Gläser und Laudel haben ein Verfahren entwickelt, welches nicht nur Häufigkeiten analysiert, sondern die Extraktion komplexer Informationen aus Texten ermöglicht und dabei während des gesamten Analyseprozesses für unvorhergesehene informationen offen bleibt (vgl. Gläser & Laudel, 2010). Aus den theoretischen Vorüberlegungen und basierend auf den Fragestellungen über die Inklusionsentwicklung in Sachsen wird ein Suchraster in Form eines Kategoriensystems konstruiert. Hierbei wird eine gezielte Zusammenfassung der wichtigsten Aussagen getroffen. Die gebildeten Kategorien und die zugeordneten Textbausteine werden zur Beantwortung der Forschungsfrage herangezogen. Die Extraktion der Informationen (Anhang 6) aus den zwei vorliegenden transkribierten Interviews erfolgte softwaregestützt mit MAXQDA 12.
MAXQDA 12 [Release 12.1.0)]
Abbildung in dieser Leseprobe nicht enthalten
(Abb. 2: Codieren mittels MAXQDA12. Screenshot)
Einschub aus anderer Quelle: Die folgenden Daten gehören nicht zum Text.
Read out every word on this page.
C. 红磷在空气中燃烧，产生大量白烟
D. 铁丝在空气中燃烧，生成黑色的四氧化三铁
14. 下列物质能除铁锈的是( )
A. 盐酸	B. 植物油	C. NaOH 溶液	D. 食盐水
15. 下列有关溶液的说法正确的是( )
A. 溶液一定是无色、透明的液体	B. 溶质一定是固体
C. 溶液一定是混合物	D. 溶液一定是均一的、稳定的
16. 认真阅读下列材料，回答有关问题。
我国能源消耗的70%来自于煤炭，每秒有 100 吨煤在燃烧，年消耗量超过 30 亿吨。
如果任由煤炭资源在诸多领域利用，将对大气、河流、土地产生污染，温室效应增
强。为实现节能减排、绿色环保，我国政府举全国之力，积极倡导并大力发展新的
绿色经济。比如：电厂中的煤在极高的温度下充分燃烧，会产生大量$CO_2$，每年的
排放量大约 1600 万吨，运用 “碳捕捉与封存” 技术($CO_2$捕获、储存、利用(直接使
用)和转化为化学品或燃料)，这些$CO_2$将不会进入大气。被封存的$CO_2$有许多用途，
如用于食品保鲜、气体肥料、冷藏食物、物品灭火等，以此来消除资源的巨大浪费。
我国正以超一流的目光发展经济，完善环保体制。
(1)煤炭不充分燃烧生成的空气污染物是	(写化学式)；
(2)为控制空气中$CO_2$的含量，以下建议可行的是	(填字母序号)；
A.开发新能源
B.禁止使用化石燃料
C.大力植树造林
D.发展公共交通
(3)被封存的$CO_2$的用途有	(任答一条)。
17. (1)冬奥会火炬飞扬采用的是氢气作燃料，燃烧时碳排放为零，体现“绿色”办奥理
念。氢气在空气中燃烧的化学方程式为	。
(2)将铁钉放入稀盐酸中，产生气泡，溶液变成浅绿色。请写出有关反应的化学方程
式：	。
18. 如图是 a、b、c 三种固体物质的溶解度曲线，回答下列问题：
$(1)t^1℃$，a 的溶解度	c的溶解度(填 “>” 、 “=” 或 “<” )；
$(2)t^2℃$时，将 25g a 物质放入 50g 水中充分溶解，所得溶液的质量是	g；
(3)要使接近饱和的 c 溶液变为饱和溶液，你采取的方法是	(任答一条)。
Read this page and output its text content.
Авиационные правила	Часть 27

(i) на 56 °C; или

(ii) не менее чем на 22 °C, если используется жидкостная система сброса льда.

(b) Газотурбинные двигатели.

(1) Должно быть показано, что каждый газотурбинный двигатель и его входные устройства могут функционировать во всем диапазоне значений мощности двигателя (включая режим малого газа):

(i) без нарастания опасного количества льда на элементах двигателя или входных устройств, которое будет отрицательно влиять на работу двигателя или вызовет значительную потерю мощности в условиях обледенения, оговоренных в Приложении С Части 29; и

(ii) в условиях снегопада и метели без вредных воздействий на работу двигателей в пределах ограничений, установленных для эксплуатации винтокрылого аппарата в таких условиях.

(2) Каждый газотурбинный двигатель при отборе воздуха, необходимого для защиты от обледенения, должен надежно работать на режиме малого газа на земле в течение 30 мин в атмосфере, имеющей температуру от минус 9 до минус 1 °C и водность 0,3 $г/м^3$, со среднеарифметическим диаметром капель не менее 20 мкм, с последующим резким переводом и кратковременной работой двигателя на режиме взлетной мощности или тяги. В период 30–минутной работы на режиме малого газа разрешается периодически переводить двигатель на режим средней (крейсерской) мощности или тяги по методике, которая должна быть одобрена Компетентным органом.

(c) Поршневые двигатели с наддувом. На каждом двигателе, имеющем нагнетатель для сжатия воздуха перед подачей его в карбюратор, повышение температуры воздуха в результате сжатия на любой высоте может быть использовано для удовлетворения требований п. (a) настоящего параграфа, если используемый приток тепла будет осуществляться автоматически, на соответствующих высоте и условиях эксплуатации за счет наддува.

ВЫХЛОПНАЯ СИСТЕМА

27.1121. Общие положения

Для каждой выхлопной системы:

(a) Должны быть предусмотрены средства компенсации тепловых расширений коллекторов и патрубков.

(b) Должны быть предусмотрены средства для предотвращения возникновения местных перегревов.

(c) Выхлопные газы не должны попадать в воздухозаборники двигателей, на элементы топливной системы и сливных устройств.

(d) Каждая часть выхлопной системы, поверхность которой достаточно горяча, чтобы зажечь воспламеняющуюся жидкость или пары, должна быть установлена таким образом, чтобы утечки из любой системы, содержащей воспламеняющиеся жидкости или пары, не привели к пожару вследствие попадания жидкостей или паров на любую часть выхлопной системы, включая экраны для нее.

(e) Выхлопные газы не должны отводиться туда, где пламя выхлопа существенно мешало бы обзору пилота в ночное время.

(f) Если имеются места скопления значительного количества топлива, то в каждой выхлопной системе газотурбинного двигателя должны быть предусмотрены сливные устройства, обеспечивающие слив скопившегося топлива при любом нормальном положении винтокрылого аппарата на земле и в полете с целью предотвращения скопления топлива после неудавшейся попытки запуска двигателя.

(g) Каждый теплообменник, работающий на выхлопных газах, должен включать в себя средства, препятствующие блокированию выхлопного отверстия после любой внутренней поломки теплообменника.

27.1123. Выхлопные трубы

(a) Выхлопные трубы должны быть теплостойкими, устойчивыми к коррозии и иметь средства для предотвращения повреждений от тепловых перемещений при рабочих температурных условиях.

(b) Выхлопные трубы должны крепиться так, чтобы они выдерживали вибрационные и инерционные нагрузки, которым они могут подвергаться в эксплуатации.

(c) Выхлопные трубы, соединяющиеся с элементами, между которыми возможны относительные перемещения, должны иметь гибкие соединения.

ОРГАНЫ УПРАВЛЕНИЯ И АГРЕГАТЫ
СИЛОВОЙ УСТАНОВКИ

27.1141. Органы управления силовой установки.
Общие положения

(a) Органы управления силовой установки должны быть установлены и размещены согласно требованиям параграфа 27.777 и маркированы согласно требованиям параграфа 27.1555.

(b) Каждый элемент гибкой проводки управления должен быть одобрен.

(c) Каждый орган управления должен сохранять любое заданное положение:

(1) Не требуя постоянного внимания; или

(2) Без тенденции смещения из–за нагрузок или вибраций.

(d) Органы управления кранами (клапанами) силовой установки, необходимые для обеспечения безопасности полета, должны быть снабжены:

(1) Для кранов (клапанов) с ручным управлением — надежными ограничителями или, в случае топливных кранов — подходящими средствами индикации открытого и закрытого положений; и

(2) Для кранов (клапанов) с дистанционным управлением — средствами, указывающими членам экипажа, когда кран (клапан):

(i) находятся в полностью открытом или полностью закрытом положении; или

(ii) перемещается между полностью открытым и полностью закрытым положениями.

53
Über die „Liste der Codes“ wurde ein Kategoriensystem mit Codes und Subcodes erstellt und verwaltet. Die Oberkategorien wurden bereits beim Erstellen des Theorieteils der Arbeit vor der Durchführung der Interviews aus der Theorie heraus deduktiv entwickelt. Die Unterkategorien wurden dann später anhand des Interviewmaterials induktiv gebildet. Basierend auf den theoretischen Vorüberlegungen wurden zunächst folgende Codes festgelegt: biographisches, Veränderungen, Fort-Ausbildung und Inklusionspraxis. Während der Extraktion wurden die dazugehörigen Subcodes erstellt: Expertenstatus (biographisches), Gründe, all- gemein Schule, Schulsport (Veränderungen), Kollegium, persönlich (Fort- und Ausbildung), zukünftig, schulintern, Sportunterricht, Probleme und Barrieren (Inklusionspraxis). Eine zweite Schicht der Unterkategorie ergab sich aus dem Subcode Probleme und Barrieren mit den Codes ,Lösungsvorschläge' und ,Gründe'. Um das Verständnis der einzelnen Kategorien zu erleichtern und einen Überblick zu verschaffen, ist die Erstellung eines Kategoriensystems (Anhang 5) notwendig. Das System definiert die einzelnen Unter- und Oberkategorien und verdeutlicht dies durch ausgewählte Beispiele.